11 Sep 2016

The Art of the Whare

From Standing Room Only, 12:16 pm on 11 September 2016

In rural and urban centres around the country, Whare Whakairo - decorated Māori meeting houses of all different kinds - contain traditional and sometimes contemporary artistic taonga.

Now the history, significance, and art of many of these Whare Whakairo are explored in a new book by art historian and curator Damian Skinner, The Māori​ Meeting House, introducing the Whare Whakairo, published by Te Papa Press

Lynn Freeman talks to Damian, and also visits what's certainly the country's most visited meeting house at Te Papa, and the new Whare Whakaira of Victoria University. 

She meets Te Papa's Arapata Hakiwai, the Māori Co-leader there, and master carver r Dr Takirirangi Smith.

Read an edited excerpt of the interview below:

Tell us about the book.

Damian Skinner - I started the book by talking about this problem, which was really this great problem that was the reason why I wrote the book. The problem is this. When I approach taonga Māori, whether it is a carving or a meeting house, whatever it might be, I always talk to the taonga. I introduce myself, I tell them why I have come and ask if it is okay for me to do some work, some writing.

I’ve done this for a long time now, ever since going to see Pukaki, who is a very famous ancestor of people in Rotorua. This was just how I did it. Then I realised this didn’t have anything to do with the way that I wrote about these taonga.

So this whole process would happen in the approach and this conversation – although they never spoke back – but when I came to write, I would write as though they were just artworks in a Pākehā sense.

I thought, that’s a real problem, what is the nature of this disconnect between the way I behave and what I think is the right way to behave and then what I actually do when I am writing.

In 2007, something brought you further down this path that has led to this book, which was a meeting with an elder.

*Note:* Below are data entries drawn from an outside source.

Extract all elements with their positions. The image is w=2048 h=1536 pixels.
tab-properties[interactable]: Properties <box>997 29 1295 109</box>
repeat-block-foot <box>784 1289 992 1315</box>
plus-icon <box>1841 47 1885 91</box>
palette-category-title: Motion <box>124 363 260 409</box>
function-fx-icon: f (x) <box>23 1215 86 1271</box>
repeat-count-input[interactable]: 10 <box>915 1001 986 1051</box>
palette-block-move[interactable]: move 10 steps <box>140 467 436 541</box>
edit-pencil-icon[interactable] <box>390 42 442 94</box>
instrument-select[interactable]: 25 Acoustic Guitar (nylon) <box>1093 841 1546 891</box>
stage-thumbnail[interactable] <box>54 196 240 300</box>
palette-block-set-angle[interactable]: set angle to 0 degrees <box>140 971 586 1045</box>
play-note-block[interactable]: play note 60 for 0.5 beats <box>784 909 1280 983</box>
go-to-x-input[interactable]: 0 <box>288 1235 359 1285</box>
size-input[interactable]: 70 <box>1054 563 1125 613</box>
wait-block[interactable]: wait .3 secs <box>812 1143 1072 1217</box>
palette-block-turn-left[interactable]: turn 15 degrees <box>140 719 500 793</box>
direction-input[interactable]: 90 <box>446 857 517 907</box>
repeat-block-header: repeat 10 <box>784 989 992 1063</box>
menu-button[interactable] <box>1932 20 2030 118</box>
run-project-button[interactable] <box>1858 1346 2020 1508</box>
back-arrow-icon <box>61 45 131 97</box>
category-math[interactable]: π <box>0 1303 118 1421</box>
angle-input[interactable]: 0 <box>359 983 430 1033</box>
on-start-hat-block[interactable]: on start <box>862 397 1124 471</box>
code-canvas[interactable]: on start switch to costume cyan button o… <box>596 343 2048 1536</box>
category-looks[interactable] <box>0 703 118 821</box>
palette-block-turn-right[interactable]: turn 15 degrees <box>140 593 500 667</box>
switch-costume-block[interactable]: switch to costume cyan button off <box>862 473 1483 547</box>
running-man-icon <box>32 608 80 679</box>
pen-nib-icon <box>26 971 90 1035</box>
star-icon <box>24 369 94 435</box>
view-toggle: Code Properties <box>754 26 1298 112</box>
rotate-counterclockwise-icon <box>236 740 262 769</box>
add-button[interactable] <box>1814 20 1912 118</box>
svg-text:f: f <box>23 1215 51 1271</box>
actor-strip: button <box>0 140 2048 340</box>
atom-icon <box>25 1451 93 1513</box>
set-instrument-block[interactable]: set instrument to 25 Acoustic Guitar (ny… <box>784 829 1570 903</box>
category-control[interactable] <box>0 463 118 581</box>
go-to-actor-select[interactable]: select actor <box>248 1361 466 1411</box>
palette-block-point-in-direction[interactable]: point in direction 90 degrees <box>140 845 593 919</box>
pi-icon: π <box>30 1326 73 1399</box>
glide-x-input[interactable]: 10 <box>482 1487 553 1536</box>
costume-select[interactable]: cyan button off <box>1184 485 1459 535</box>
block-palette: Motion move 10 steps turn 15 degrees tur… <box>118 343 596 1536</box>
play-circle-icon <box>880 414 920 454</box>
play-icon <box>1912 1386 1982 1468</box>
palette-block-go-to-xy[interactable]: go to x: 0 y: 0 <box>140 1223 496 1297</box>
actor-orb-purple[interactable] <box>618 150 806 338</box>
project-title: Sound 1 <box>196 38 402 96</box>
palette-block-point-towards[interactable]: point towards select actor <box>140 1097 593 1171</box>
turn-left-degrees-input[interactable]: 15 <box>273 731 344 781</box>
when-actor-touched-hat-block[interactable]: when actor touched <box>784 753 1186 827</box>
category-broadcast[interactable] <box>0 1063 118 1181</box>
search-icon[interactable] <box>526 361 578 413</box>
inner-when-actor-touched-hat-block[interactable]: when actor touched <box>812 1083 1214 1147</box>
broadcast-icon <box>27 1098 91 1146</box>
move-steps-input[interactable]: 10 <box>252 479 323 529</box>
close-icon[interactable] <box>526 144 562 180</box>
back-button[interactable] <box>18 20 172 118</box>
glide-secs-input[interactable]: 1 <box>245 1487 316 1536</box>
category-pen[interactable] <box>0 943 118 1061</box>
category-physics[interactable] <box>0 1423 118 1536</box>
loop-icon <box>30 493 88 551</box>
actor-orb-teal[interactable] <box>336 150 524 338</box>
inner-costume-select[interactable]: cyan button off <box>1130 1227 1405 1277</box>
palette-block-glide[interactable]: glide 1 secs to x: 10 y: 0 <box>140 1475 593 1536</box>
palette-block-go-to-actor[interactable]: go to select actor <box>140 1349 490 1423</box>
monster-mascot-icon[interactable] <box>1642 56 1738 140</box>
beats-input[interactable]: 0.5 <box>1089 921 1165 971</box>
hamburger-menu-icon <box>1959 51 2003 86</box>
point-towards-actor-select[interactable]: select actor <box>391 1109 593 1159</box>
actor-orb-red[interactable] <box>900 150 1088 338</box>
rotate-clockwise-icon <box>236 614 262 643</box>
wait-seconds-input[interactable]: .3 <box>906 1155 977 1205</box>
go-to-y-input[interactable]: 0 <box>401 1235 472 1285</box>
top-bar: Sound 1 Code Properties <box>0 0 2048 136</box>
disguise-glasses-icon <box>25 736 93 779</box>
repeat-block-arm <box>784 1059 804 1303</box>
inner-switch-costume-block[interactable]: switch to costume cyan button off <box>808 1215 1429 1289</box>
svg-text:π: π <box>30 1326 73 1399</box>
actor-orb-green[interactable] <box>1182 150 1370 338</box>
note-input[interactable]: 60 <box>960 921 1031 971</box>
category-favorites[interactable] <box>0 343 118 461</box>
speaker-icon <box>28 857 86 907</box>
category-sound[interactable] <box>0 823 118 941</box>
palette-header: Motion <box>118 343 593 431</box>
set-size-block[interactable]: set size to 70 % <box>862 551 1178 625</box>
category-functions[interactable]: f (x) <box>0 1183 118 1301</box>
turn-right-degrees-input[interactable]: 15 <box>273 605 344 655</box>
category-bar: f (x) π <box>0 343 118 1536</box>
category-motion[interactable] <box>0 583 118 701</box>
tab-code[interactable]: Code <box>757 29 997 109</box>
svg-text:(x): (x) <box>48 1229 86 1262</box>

Damian - One of the interesting moments along this journey of thinking, ‘I’ve got to do something different’, was going to see an elder of the Ngati Rakaipaaka people, there is a meeting house called Kahungungu, he stands in Nuhaka and I was keen to do some work about him.

The local people sent me to talk to Paora Whaanga, he lives in Gisborne, so I rocked up to his house and we were talking about various things and I asked him if it was okay for me to do this work. He said, ‘Go to the paepae, the area in front of the meeting house, just before dusk and just sit there and see what happens.’

It was the most amazing moment to me, because I knew exactly what he meant and why that was an important thing to do. Because basically you were going, you were presenting yourself, and you were listening to what he might have to say and acknowledging all of the ancestors inside of the meeting house and seeing what they might have to say, feeling that it was okay.

But I also knew it was immensely different to any advice I had ever been given when I was trained to be an art historian. None of my lecturers at university had ever said anything like that. And so that was another wake up call of thinking – again - something isn’t connecting here. I’m getting all of this advice and I am understanding exactly why it is important, but when I write, I write about these meeting houses, that quality, that character, that event, that idea is not coming into what I do.

What is the definition of a Māori meeting house?

Damian - I think you have got to distinguish between the meeting house and the Whare Whakairo. My book is very much about the Whare Whakairo, which is… well, a clumsy way of saying it, but, a meeting house with artworks. A meeting house is a building, a piece of architecture, which is a hugely tapu, symbolic and significant space for Māori people. The descendants of a meeting house belong to the meeting house, in the sense that it is their ancestor.

A Whare Whakairo, the meeting house of the kind that I am writing about in the book is one that features that features the art forms of carving, weaving in the tukutuku panels that line the walls and then kowhaiwhai, which are the paintings on the rafters, on the roof.

There is multiple kinds of art forms, some Whare Whakairo have all of those art forms, some don’t have those art forms, and some just have one. There is a sense of distinction. ‘Whakairo’ is a word that is naming something like art, but it is also to decorate, to adorn, and to embellish, so it is an action as well. So a Whare Whakairo, is a meeting house that has been embellished and adorned with arts that belong to the meeting house.

Would most of Whare Whakairo have artworks in them?

Damian - That’s a good question. It’s hard to answer ‘most’, because there are so many meeting houses all around the country and I have visited hardly any of them in the big scheme of things. I would say that it is very common for people to know the meeting house as a Whare Whakairo, for a meeting house to be a Whare Whakairo with the art forms, but there are many examples that don’t have any art forms at all. Certainly it doesn’t mean that those meeting houses are any less than one that does have all of the art forms, because the meaning doesn’t come from the art itself, although that is part of the richness and the glory of the meeting house, it comes from the way that people have belonged to this particular place and this piece of architecture and the genealogical connection.